Basically imagine 100k+ line of code in a single .cpp file passing `-j` to the build to it will not help ;)
I think one important takeaway is that it could make sense to crate awareness about this by emitting a warning if your crate becomes way to big with a link to a in-depth explanation. Through practically most projects either aren't affected or split it into crates way earlier for various reasons (which sometimes include build time, but related to caching and incremental rebuilds, not fully clean debug builds).
> Hence why rust internally split one "semantic code unit" into multiple internal code units passed to LLM.
And the same has happened in C and C++ land, albeit in the opposite direction, where multiple compilation units can be optimized together, i.e. LTO. See, e.g., GCC's -flto-partition option for selecting strategies for partitioning symbols for LTO.
Also note that you can manually partition LTO in your Makefile by grouping compilation units into object files to be individually LTO'd.
> C and C++ land, albeit in the opposite direction, [...] LTO
you also have that in rust to link different crates (and the internal splits for parallel compute) together
Which is exactly what this project is now able to do. Your parallel make jobs don't help if you have one gigantic compilation unit, as they originally did.
LTO can be parallelized, both implicitly from the Makefile, and also within the compiler. GCC's -flto itself takes an optional argument to control the number of parallel threads/jobs. See also the -flto-partition option for selecting symbol partitioning strategies.
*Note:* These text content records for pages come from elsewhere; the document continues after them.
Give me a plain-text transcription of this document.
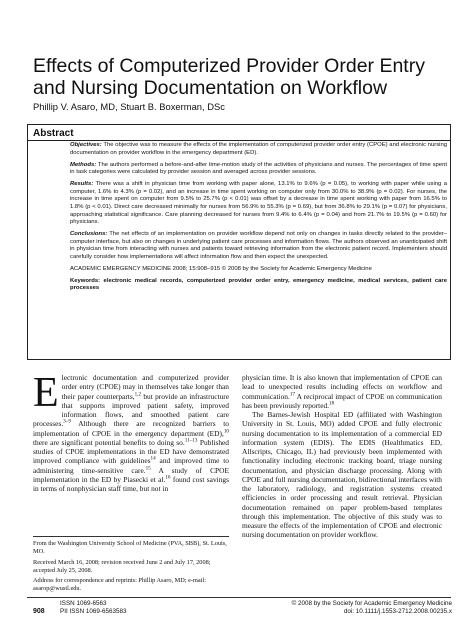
Effects of Computerized Provider Order Entry and Nursing Documentation on Workflow
Phillip V. Asaro, MD, Stuart B. Boxerman, DSc
Abstract

Objectives: The objective was to measure the effects of the implementation of computerized provider order entry (CPOE) and electronic nursing documentation on provider workflow in the emergency department (ED).

Methods: The authors performed a before-and-after time-motion study of the activities of physicians and nurses. The percentages of time spent in task categories were calculated by provider session and averaged across provider sessions.

Results: There was a shift in physician time from working with paper alone, 13.1% to 9.6% (p = 0.05), to working with paper while using a computer, 1.6% to 4.3% (p = 0.02), and an increase in time spent working on computer only from 30.0% to 38.9% (p = 0.02). For nurses, the increase in time spent on computer from 9.5% to 25.7% (p < 0.01) was offset by a decrease in time spent working with paper from 16.5% to 1.8% (p < 0.01). Direct care decreased minimally for nurses from 56.9% to 55.3% (p = 0.69), but from 36.8% to 29.1% (p = 0.07) for physicians, approaching statistical significance. Care planning decreased for nurses from 9.4% to 6.4% (p = 0.04) and from 21.7% to 19.5% (p = 0.60) for physicians.

Conclusions: The net effects of an implementation on provider workflow depend not only on changes in tasks directly related to the provider–computer interface, but also on changes in underlying patient care processes and information flows. The authors observed an unanticipated shift in physician time from interacting with nurses and patients toward retrieving information from the electronic patient record. Implementers should carefully consider how implementations will affect information flow and then expect the unexpected.

ACADEMIC EMERGENCY MEDICINE 2008; 15:908–915 © 2008 by the Society for Academic Emergency Medicine

Keywords: electronic medical records, computerized provider order entry, emergency medicine, medical services, patient care processes

Electronic documentation and computerized provider order entry (CPOE) may in themselves take longer than their paper counterparts,$^{1,2}$ but provide an infrastructure that supports improved patient safety, improved information flows, and smoothed patient care processes.$^{3-9}$ Although there are recognized barriers to implementation of CPOE in the emergency department (ED),$^{10}$ there are significant potential benefits to doing so.$^{11-13}$ Published studies of CPOE implementations in the ED have demonstrated improved compliance with guidelines$^{14}$ and improved time to administering time-sensitive care.$^{15}$ A study of CPOE implementation in the ED by Piasecki et al.$^{16}$ found cost savings in terms of nonphysician staff time, but not in

physician time. It is also known that implementation of CPOE can lead to unexpected results including effects on workflow and communication.$^{17}$ A reciprocal impact of CPOE on communication has been previously reported.$^{18}$

The Barnes-Jewish Hospital ED (affiliated with Washington University in St. Louis, MO) added CPOE and fully electronic nursing documentation to its implementation of a commercial ED information system (EDIS). The EDIS (Healthmatics ED, Allscripts, Chicago, IL) had previously been implemented with functionality including electronic tracking board, triage nursing documentation, and physician discharge processing. Along with CPOE and full nursing documentation, bidirectional interfaces with the laboratory, radiology, and registration systems created efficiencies in order processing and result retrieval. Physician documentation remained on paper problem-based templates through this implementation. The objective of this study was to measure the effects of the implementation of CPOE and electronic nursing documentation on provider workflow.

From the Washington University School of Medicine (PVA, SBB), St. Louis, MO.

Received March 16, 2008; revision received June 2 and July 17, 2008; accepted July 25, 2008.

Address for correspondence and reprints: Phillip Asaro, MD; e-mail: asarop@wustl.edu.

908
ISSN 1069-6563
PII ISSN 1069-6563583
© 2008 by the Society for Academic Emergency Medicine
doi: 10.1111/j.1553-2712.2008.00235.x
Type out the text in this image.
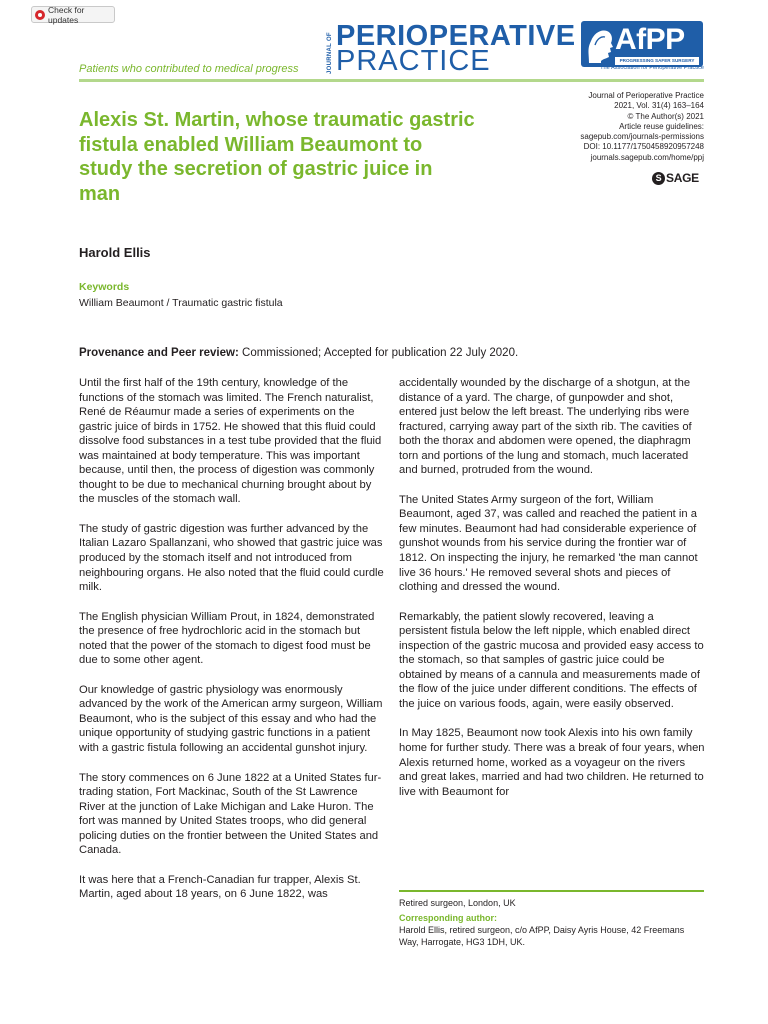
Check for updates
JOURNAL OF PERIOPERATIVE
PRACTICE
AfPP
PROGRESSING SAFER SURGERY
The Association for Perioperative Practice
Patients who contributed to medical progress
Alexis St. Martin, whose traumatic gastric fistula enabled William Beaumont to study the secretion of gastric juice in man
Journal of Perioperative Practice
2021, Vol. 31(4) 163–164
© The Author(s) 2021
Article reuse guidelines:
sagepub.com/journals-permissions
DOI: 10.1177/1750458920957248
journals.sagepub.com/home/ppj
S SAGE
Harold Ellis
Keywords
William Beaumont / Traumatic gastric fistula
Provenance and Peer review: Commissioned; Accepted for publication 22 July 2020.

Until the first half of the 19th century, knowledge of the functions of the stomach was limited. The French naturalist, René de Réaumur made a series of experiments on the gastric juice of birds in 1752. He showed that this fluid could dissolve food substances in a test tube provided that the fluid was maintained at body temperature. This was important because, until then, the process of digestion was commonly thought to be due to mechanical churning brought about by the muscles of the stomach wall.

The study of gastric digestion was further advanced by the Italian Lazaro Spallanzani, who showed that gastric juice was produced by the stomach itself and not introduced from neighbouring organs. He also noted that the fluid could curdle milk.

The English physician William Prout, in 1824, demonstrated the presence of free hydrochloric acid in the stomach but noted that the power of the stomach to digest food must be due to some other agent.

Our knowledge of gastric physiology was enormously advanced by the work of the American army surgeon, William Beaumont, who is the subject of this essay and who had the unique opportunity of studying gastric functions in a patient with a gastric fistula following an accidental gunshot injury.

The story commences on 6 June 1822 at a United States fur-trading station, Fort Mackinac, South of the St Lawrence River at the junction of Lake Michigan and Lake Huron. The fort was manned by United States troops, who did general policing duties on the frontier between the United States and Canada.

It was here that a French-Canadian fur trapper, Alexis St. Martin, aged about 18 years, on 6 June 1822, was

accidentally wounded by the discharge of a shotgun, at the distance of a yard. The charge, of gunpowder and shot, entered just below the left breast. The underlying ribs were fractured, carrying away part of the sixth rib. The cavities of both the thorax and abdomen were opened, the diaphragm torn and portions of the lung and stomach, much lacerated and burned, protruded from the wound.

The United States Army surgeon of the fort, William Beaumont, aged 37, was called and reached the patient in a few minutes. Beaumont had had considerable experience of gunshot wounds from his service during the frontier war of 1812. On inspecting the injury, he remarked 'the man cannot live 36 hours.' He removed several shots and pieces of clothing and dressed the wound.

Remarkably, the patient slowly recovered, leaving a persistent fistula below the left nipple, which enabled direct inspection of the gastric mucosa and provided easy access to the stomach, so that samples of gastric juice could be obtained by means of a cannula and measurements made of the flow of the juice under different conditions. The effects of the juice on various foods, again, were easily observed.

In May 1825, Beaumont now took Alexis into his own family home for further study. There was a break of four years, when Alexis returned home, worked as a voyageur on the rivers and great lakes, married and had two children. He returned to live with Beaumont for

Retired surgeon, London, UK
Corresponding author:
Harold Ellis, retired surgeon, c/o AfPP, Daisy Ayris House, 42 Freemans Way, Harrogate, HG3 1DH, UK.
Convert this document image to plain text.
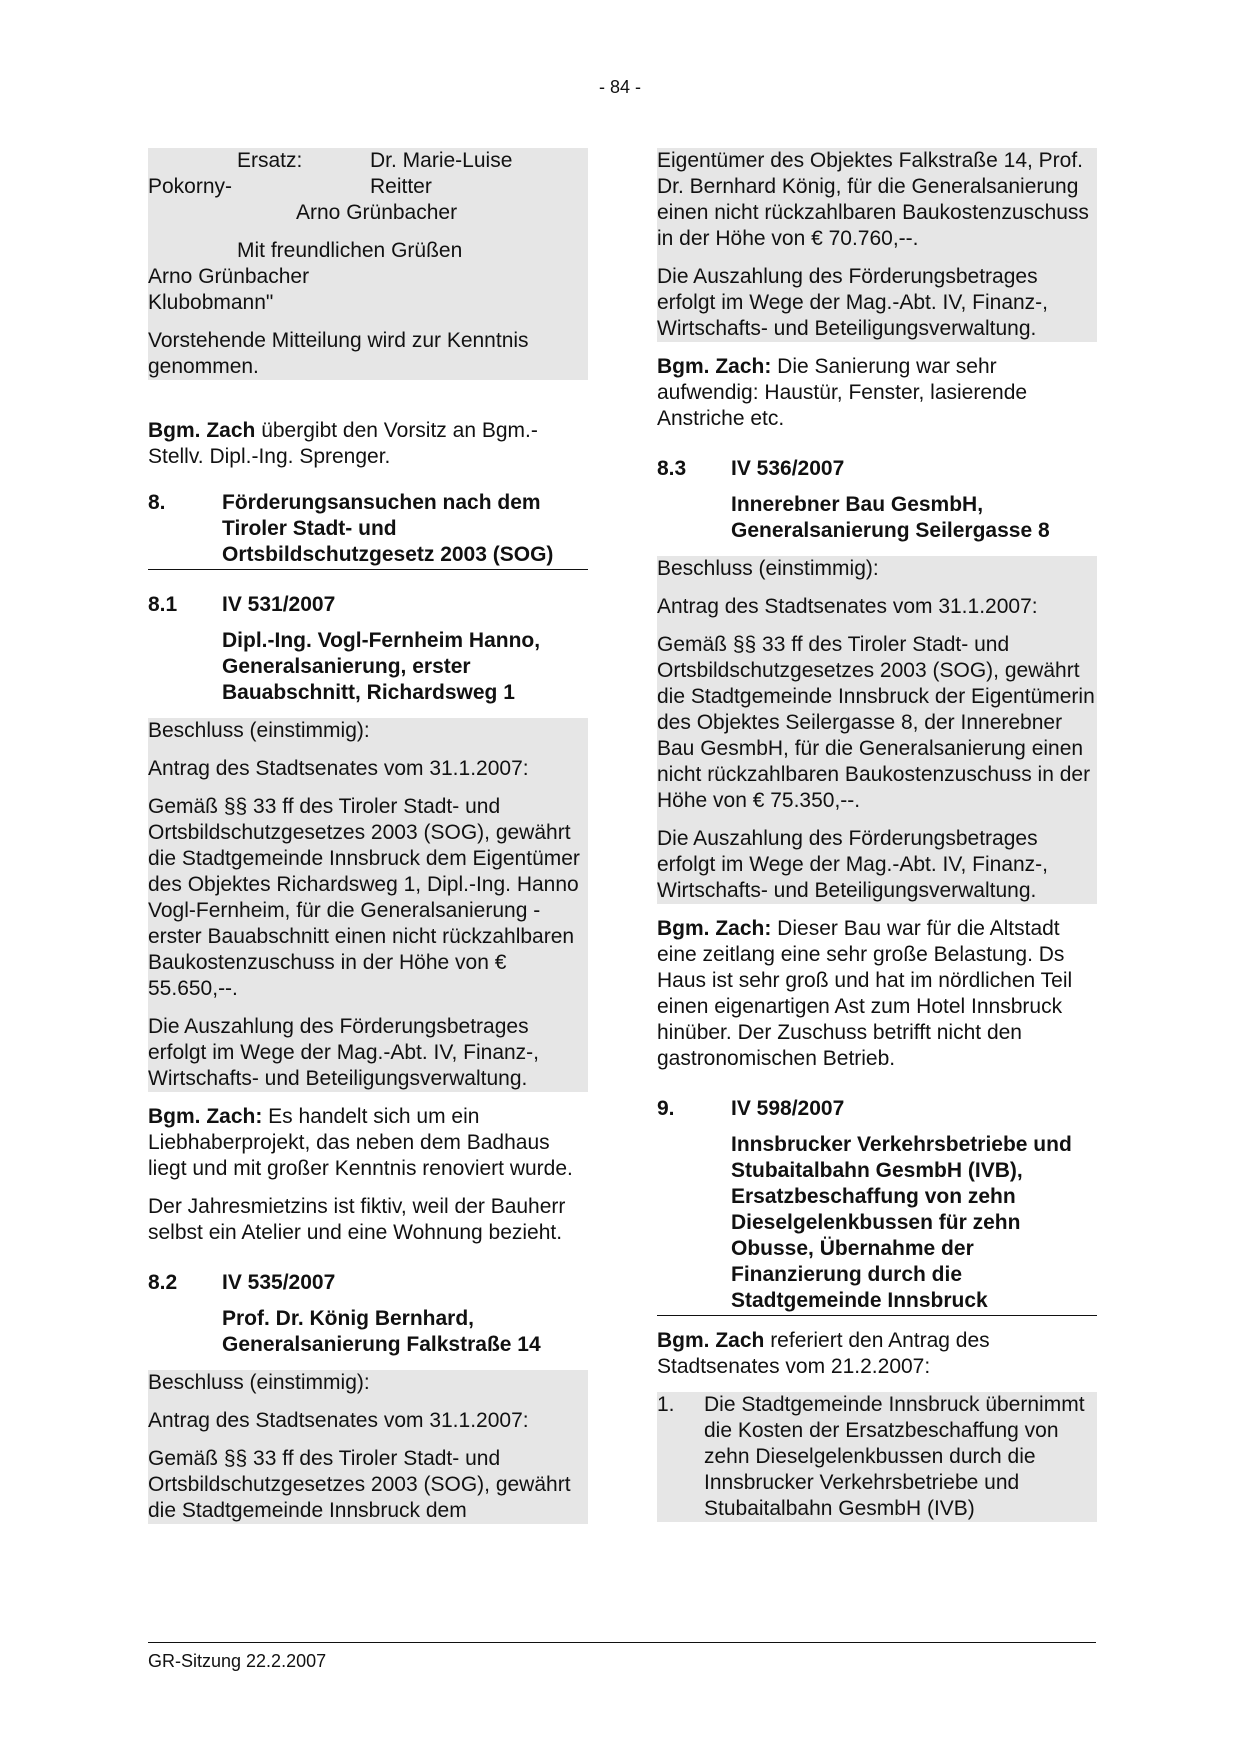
- 84 -
Ersatz:	Dr. Marie-Luise
Pokorny-	Reitter

Arno Grünbacher

Mit freundlichen Grüßen

Arno Grünbacher

Klubobmann"

Vorstehende Mitteilung wird zur Kenntnis genommen.

Bgm. Zach übergibt den Vorsitz an Bgm.-Stellv. Dipl.-Ing. Sprenger.

8.	Förderungsansuchen nach dem Tiroler Stadt- und Ortsbildschutzgesetz 2003 (SOG)
8.1	IV 531/2007

Dipl.-Ing. Vogl-Fernheim Hanno, Generalsanierung, erster Bauabschnitt, Richardsweg 1

Beschluss (einstimmig):

Antrag des Stadtsenates vom 31.1.2007:

Gemäß §§ 33 ff des Tiroler Stadt- und Ortsbildschutzgesetzes 2003 (SOG), gewährt die Stadtgemeinde Innsbruck dem Eigentümer des Objektes Richardsweg 1, Dipl.-Ing. Hanno Vogl-Fernheim, für die Generalsanierung - erster Bauabschnitt einen nicht rückzahlbaren Baukostenzuschuss in der Höhe von € 55.650,--.

Die Auszahlung des Förderungsbetrages erfolgt im Wege der Mag.-Abt. IV, Finanz-, Wirtschafts- und Beteiligungsverwaltung.

Bgm. Zach: Es handelt sich um ein Liebhaberprojekt, das neben dem Badhaus liegt und mit großer Kenntnis renoviert wurde.

Der Jahresmietzins ist fiktiv, weil der Bauherr selbst ein Atelier und eine Wohnung bezieht.

8.2	IV 535/2007

Prof. Dr. König Bernhard, Generalsanierung Falkstraße 14

Beschluss (einstimmig):

Antrag des Stadtsenates vom 31.1.2007:

Gemäß §§ 33 ff des Tiroler Stadt- und Ortsbildschutzgesetzes 2003 (SOG), gewährt die Stadtgemeinde Innsbruck dem

Eigentümer des Objektes Falkstraße 14, Prof. Dr. Bernhard König, für die Generalsanierung einen nicht rückzahlbaren Baukostenzuschuss in der Höhe von € 70.760,--.

Die Auszahlung des Förderungsbetrages erfolgt im Wege der Mag.-Abt. IV, Finanz-, Wirtschafts- und Beteiligungsverwaltung.

Bgm. Zach: Die Sanierung war sehr aufwendig: Haustür, Fenster, lasierende Anstriche etc.

8.3	IV 536/2007

Innerebner Bau GesmbH, Generalsanierung Seilergasse 8

Beschluss (einstimmig):

Antrag des Stadtsenates vom 31.1.2007:

Gemäß §§ 33 ff des Tiroler Stadt- und Ortsbildschutzgesetzes 2003 (SOG), gewährt die Stadtgemeinde Innsbruck der Eigentümerin des Objektes Seilergasse 8, der Innerebner Bau GesmbH, für die Generalsanierung einen nicht rückzahlbaren Baukostenzuschuss in der Höhe von € 75.350,--.

Die Auszahlung des Förderungsbetrages erfolgt im Wege der Mag.-Abt. IV, Finanz-, Wirtschafts- und Beteiligungsverwaltung.

Bgm. Zach: Dieser Bau war für die Altstadt eine zeitlang eine sehr große Belastung. Ds Haus ist sehr groß und hat im nördlichen Teil einen eigenartigen Ast zum Hotel Innsbruck hinüber. Der Zuschuss betrifft nicht den gastronomischen Betrieb.

9.	IV 598/2007

Innsbrucker Verkehrsbetriebe und Stubaitalbahn GesmbH (IVB), Ersatzbeschaffung von zehn Dieselgelenkbussen für zehn Obusse, Übernahme der Finanzierung durch die Stadtgemeinde Innsbruck

Bgm. Zach referiert den Antrag des Stadtsenates vom 21.2.2007:

1.	Die Stadtgemeinde Innsbruck übernimmt die Kosten der Ersatzbeschaffung von zehn Dieselgelenkbussen durch die Innsbrucker Verkehrsbetriebe und Stubaitalbahn GesmbH (IVB)
GR-Sitzung 22.2.2007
Rust/Cargo does this automagically, except the only control you have are the crate and module boundaries. The analogous approach for C is to (optionally) manually group compilation units into a smaller set of object files in your Makefile, LTO'ing each object file in parallel (make -j), and then (optionally) telling the compiler to partition and parallelize a second time on the backend. Which is what Rust does, basically, IIUC--a crate is nominally the LTO codegen unit, except to speed up compilation Rust has heuristics for partitioning crates internally for parallel LTO.